S-Corporations are corporations that choose an “S-Corporation” status for tax purposes. Under certain circumstances, shareholders of a corporation may make an election under Subchapter S of Chapter 1 of the Internal Revenue Code (Election by a Small Business Corporation, Form 2553) opting for pass through taxation. With pass through taxation, shareholders are taxed once on the income they earn the same way partners in a partnership or members of limited liability companies are taxed. Forming a business entity with S-Corporation status allows a business owner to take advantage of the limited liability that corporate shareholders have in a C-Corporation, while avoiding double taxation. So long as the corporation qualifies for Subchapter S treatment, taxation will be passed on directly to the owners as individuals. The corporation itself is not subject to the corporate tax rate on its profits. S-Corporation shareholders report income and losses on their personal income tax returns so that they are taxed based on their individual tax rates.
Qualifying for S-Corporation Status
To qualify for a Subchapter S treatment, the corporation must: be a domestic corporation; have only one class of stock; distribute profits and losses proportionate to each shareholder’s ownership interest; and be limited to no more than 100 shareholders who are natural persons and United States citizens. Spouses are automatically treated as a single shareholder and certain lineal family members may elect to be treated as a single shareholder. 501(c)(3) non-profit corporations and certain other tax-exempt corporations, trusts and estates may also be shareholders in an S-Corporation. In addition to these qualifications, there are limitations on tax deductible fringe benefits an S-Corporation can offer.
Forming an S-Corporation
As with the formation of a C-Corporation, organizers of an S-Corporation must file articles of incorporation with the California Secretary of State. In addition, the organizers should prepare By-Laws, enter into a Shareholders' Agreement (unless there is only one shareholder) and conduct an organizational meeting of both the shareholders and the board of directors followed by the preparation of Minutes for both meetings. In most cases, it is best to incorporate in the state where the bulk of a company's business will be conducted. Prior to forming an S-Corporation, its organizers should first verify that the corporation meets all of the eligibility requirements for forming an S-Corporation. To receive S-Corporation status, all shareholders must sign and file IRS form 2553, Election by a Small Business Corporation in a timely manner.

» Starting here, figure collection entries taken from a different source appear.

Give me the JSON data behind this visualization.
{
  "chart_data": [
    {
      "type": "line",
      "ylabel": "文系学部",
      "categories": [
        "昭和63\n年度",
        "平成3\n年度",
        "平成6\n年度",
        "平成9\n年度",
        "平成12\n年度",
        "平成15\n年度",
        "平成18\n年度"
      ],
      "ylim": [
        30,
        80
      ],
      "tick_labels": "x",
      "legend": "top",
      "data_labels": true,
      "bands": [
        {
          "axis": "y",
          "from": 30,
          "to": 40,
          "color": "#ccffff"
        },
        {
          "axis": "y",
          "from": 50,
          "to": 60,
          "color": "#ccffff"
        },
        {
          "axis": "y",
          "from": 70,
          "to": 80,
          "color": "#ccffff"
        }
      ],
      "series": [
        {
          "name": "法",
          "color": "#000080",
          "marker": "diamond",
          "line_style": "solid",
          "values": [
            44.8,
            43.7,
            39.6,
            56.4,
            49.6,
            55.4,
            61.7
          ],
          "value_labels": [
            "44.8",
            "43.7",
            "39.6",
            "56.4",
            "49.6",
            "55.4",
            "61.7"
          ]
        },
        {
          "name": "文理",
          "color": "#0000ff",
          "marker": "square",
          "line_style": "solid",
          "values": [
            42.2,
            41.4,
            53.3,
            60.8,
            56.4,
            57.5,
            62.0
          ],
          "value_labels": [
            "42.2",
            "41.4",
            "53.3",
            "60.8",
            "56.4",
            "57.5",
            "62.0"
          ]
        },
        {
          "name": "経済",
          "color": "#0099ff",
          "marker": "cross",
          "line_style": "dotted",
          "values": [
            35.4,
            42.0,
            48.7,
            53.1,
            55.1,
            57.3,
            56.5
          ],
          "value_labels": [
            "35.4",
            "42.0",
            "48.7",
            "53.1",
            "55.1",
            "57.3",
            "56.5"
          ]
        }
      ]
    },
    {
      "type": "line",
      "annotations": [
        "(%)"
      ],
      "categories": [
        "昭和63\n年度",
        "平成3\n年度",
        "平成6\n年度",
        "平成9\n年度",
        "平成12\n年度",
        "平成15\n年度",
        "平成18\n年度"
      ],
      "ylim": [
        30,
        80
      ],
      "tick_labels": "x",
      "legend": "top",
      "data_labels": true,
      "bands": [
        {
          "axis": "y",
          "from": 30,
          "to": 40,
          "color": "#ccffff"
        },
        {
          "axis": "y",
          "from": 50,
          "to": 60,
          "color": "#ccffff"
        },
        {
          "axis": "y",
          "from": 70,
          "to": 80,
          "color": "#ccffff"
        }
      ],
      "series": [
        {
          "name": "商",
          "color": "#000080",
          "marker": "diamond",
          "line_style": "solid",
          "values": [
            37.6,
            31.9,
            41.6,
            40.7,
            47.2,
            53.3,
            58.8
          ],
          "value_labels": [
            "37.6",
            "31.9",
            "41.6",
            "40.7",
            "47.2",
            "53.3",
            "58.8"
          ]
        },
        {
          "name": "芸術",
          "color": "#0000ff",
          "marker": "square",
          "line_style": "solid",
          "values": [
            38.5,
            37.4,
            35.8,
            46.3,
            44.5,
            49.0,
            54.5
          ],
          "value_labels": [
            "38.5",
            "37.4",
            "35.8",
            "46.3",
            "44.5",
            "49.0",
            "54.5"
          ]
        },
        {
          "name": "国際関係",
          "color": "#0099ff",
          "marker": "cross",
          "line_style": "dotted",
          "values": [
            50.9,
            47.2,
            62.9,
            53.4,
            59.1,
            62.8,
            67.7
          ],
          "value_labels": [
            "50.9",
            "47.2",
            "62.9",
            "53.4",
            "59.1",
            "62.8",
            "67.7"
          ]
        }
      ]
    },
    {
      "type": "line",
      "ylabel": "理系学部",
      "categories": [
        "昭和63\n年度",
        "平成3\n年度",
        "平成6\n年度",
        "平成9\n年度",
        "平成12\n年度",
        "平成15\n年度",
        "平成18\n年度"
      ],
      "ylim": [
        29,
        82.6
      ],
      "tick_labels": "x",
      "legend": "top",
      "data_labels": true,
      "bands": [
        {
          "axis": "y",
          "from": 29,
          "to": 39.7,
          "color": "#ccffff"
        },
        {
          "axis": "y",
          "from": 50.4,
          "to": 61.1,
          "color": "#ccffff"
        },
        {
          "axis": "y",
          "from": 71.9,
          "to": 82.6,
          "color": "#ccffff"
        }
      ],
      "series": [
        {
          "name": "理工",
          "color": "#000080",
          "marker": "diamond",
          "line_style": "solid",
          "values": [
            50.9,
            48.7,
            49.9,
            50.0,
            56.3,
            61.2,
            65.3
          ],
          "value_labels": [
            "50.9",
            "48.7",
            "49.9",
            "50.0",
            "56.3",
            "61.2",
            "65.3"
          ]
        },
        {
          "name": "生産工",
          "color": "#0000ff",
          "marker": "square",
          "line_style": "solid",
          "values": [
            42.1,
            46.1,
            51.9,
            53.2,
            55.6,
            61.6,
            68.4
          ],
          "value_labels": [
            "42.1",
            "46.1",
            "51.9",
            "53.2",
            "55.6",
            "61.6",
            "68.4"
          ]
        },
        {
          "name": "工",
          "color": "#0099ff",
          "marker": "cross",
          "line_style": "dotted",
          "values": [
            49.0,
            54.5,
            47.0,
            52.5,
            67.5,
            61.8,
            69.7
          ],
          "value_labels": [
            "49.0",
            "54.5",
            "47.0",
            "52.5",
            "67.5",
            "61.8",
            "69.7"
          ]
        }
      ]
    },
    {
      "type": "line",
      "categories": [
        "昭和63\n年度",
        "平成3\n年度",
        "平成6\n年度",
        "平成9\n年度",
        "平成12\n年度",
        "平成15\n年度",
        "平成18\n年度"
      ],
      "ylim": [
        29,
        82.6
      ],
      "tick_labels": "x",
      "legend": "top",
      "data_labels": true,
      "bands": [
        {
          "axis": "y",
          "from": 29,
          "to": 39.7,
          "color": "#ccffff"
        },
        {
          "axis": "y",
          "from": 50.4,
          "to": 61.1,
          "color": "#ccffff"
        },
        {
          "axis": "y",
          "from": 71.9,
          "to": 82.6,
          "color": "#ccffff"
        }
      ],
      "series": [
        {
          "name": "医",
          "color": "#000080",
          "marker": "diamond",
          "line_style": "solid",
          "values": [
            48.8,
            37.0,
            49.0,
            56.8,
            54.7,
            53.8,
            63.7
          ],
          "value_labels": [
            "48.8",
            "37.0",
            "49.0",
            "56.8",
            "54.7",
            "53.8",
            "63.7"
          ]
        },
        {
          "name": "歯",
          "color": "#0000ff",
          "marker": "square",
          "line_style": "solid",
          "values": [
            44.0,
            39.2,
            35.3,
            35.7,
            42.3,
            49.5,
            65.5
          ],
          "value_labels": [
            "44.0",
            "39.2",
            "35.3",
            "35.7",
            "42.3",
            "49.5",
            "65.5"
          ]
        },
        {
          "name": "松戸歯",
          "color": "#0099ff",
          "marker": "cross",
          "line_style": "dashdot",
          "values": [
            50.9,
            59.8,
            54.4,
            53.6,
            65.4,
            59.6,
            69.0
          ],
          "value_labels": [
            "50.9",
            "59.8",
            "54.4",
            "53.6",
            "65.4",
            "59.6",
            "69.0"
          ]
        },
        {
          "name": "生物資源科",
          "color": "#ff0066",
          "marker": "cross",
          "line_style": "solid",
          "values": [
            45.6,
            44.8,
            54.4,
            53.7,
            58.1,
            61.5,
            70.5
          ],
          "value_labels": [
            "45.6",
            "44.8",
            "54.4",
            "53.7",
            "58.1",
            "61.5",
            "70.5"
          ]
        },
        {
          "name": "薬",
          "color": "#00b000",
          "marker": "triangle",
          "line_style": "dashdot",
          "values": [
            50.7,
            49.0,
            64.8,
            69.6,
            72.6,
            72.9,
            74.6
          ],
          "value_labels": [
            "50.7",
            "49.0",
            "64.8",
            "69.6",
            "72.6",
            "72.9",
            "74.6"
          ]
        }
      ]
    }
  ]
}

For many companies, any disadvantages of electing S-Corporation status, such as restrictions on stock ownership and stricter IRS scrutiny, are far outweighed by the pass through taxation available to S-Corporations. S-Corporations also protect shareholders’ personal assets so that they will not be liable for the debts and liabilities of the business. In addition, it is always a good idea for those considering an S-Corporation to compare the advantages and disadvantages with those of a Limited Liability Company (LLC) before the formation of the entity.